Sul piano ideologico un collasso delle elezioni statunitensi – con tanto di scontri e infiniti contenziosi – sarebbe una manna per la propaganda del Pcc. I dirigenti cinesi indicherebbero nel caos politico degli Stati Uniti un sintomo del loro declino ormai definitivo. L’incompetente gestione della pandemia da parte di Trump ha già reso gli Stati Uniti oggetto di commiserazione in tutto il mondo. Se continuerà con le sue minacce di mettere in discussione la volontà degli elettori statunitensi, l’attrattiva della democrazia americana agli occhi di chi vive in paesi dittatoriali, Cina inclusa, andrebbe in frantumi. Se delle milizie di estrema destra armate fino ai denti effettueranno intimidazioni a larga scala sugli elettori, e se il 3 novembre si verificassero degli scontri violenti negli Stati Uniti, i mezzi d’informazione di stato cinesi saranno felici di mostrare queste scene apocalittiche a tutte le famiglie della Cina.
Pechino potrebbe trarne un beneficio ancora maggiore qualora Trump emergesse come vincitore di elezioni contestate, una prospettiva possibile viste le regole arcaiche e complesse che regolano le elezioni presidenziali degli Stati Uniti e il ruolo potenzialmente decisivo della corte suprema.
Anche se un secondo mandato dell’amministrazione Trump rafforzerebbe la pressione militare e tecnologica sulla Cina, l’estensione della sua presidenza sarebbe comunque una manna per il regime di Xi. Tanto per cominciare, una maggioranza di cittadini statunitensi considererebbe Trump un presidente illegittimo qualora fosse sconfitto nel voto popolare, come ormai appare quasi certo. Peggio ancora, il paese sprofonderebbe in una guerra civile politica qualora ottenesse un secondo mandato tramite una massiccia opera di limitazione del diritto di voto, dubbie manovre politiche da parte delle autorità repubblicane negli stati contesi come Pennsylvania, Wisconsin e Florida, verdetti faziosi da parte di giudici nominati da Trump o l’abuso puro e semplice del potere esecutivo.
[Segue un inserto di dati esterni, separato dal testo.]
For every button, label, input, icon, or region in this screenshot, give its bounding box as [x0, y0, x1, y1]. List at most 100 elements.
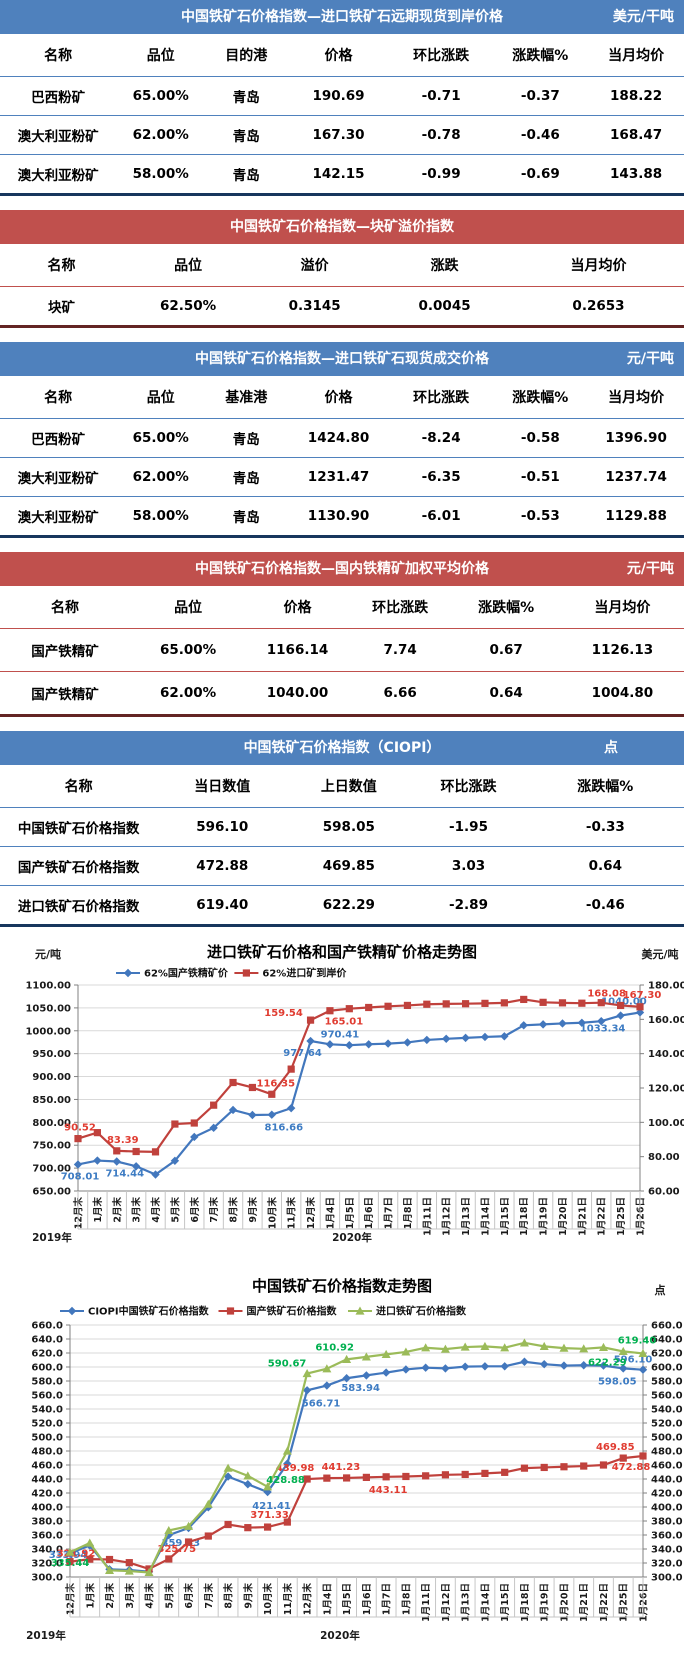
table-row: 块矿 62.50% 0.3145 0.0045 0.2653 — [0, 286, 684, 325]
cell-value: -0.58 — [492, 418, 589, 458]
table-import-forward-cif-prices: 中国铁矿石价格指数—进口铁矿石远期现货到岸价格 美元/干吨 名称 品位 目的港 价格 环… — [0, 0, 684, 196]
cell-value: 1166.14 — [246, 628, 349, 672]
table-grid: 名称 品位 价格 环比涨跌 涨跌幅% 当月均价 国产铁精矿 65.00% 1166.14 7.74… — [0, 586, 684, 714]
svg-text:622.29: 622.29 — [588, 1357, 627, 1368]
svg-text:116.35: 116.35 — [256, 1078, 295, 1089]
cell-value: 1231.47 — [287, 457, 390, 497]
svg-text:620.0: 620.0 — [651, 1349, 683, 1360]
svg-text:80.00: 80.00 — [648, 1152, 680, 1163]
svg-text:1月13日: 1月13日 — [461, 1583, 472, 1622]
cell-value: 62.00% — [116, 115, 206, 155]
column-header: 当月均价 — [608, 48, 665, 64]
table-row: 进口铁矿石价格指数 619.40 622.29 -2.89 -0.46 — [0, 885, 684, 924]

Come è successo recentemente quando Trump ha fatto pressione sul dipartimento di giustizia affinché indagasse su Biden e suo figlio Hunter, dopo che un recente articolo del New York Post aveva diffuso speculazioni senza fondamento sui rapporti d’affari di Hunter Biden.
Anche se sia democratici sia repubblicani considerano la Cina come la più seria minaccia per gli Stati Uniti, viene da chiedersi come farebbe Washington a lanciare un’efficace nuova guerra fredda contro Pechino, qualora si trovasse impantanata in una guerra civile politica e fosse guidata da un dirigente-capo che più di metà dell’elettorato considera illegittimo. Come minimo, un’ulteriore polarizzazione delle parti renderebbe impossibile, per gli Stati Uniti, ricostruire la sua forza in patria attraverso investimenti in sanità, istruzione, ricerca scientifica, energia pulita e infrastrutture, tutti urgentemente necessari per mantenere il vantaggio competitivo del paese rispetto alla Cina.
Sul piano internazionale un secondo mandato dell’amministrazione Trump, reso possibile da mezzi non democratici, allontanerebbe ulteriormente gli Stati Uniti e i suoi tradizionali alleati democratici liberaldemocratici. Con la probabile accelerazione dell’erosione democratica nel loro paese, i diplomatici statunitensi farebbero fatica a persuadere altri dirigenti occidentali a unirsi all’autocrate e uomo forte di Washington in una crociata ideologica contro l’autocrate e uomo forte di Pechino.
È opinione diffusa che i dirigenti cinesi preferirebbero una vittoria di Biden. Anche se in tal caso la Cina dovrebbe fare i conti con un occidente più unificato, un’amministrazione Biden sarebbe più prevedibile e aperta alla cooperazione sui cambiamenti climatici e sulla sanità pubblica globale. Ma la prospettiva degli Stati Uniti paralizzati da una crisi di legittimità politica in patria, e ripudiati dai suoi alleati all’estero, potrebbe essere ancora più allettante per il Partito comunista cinese.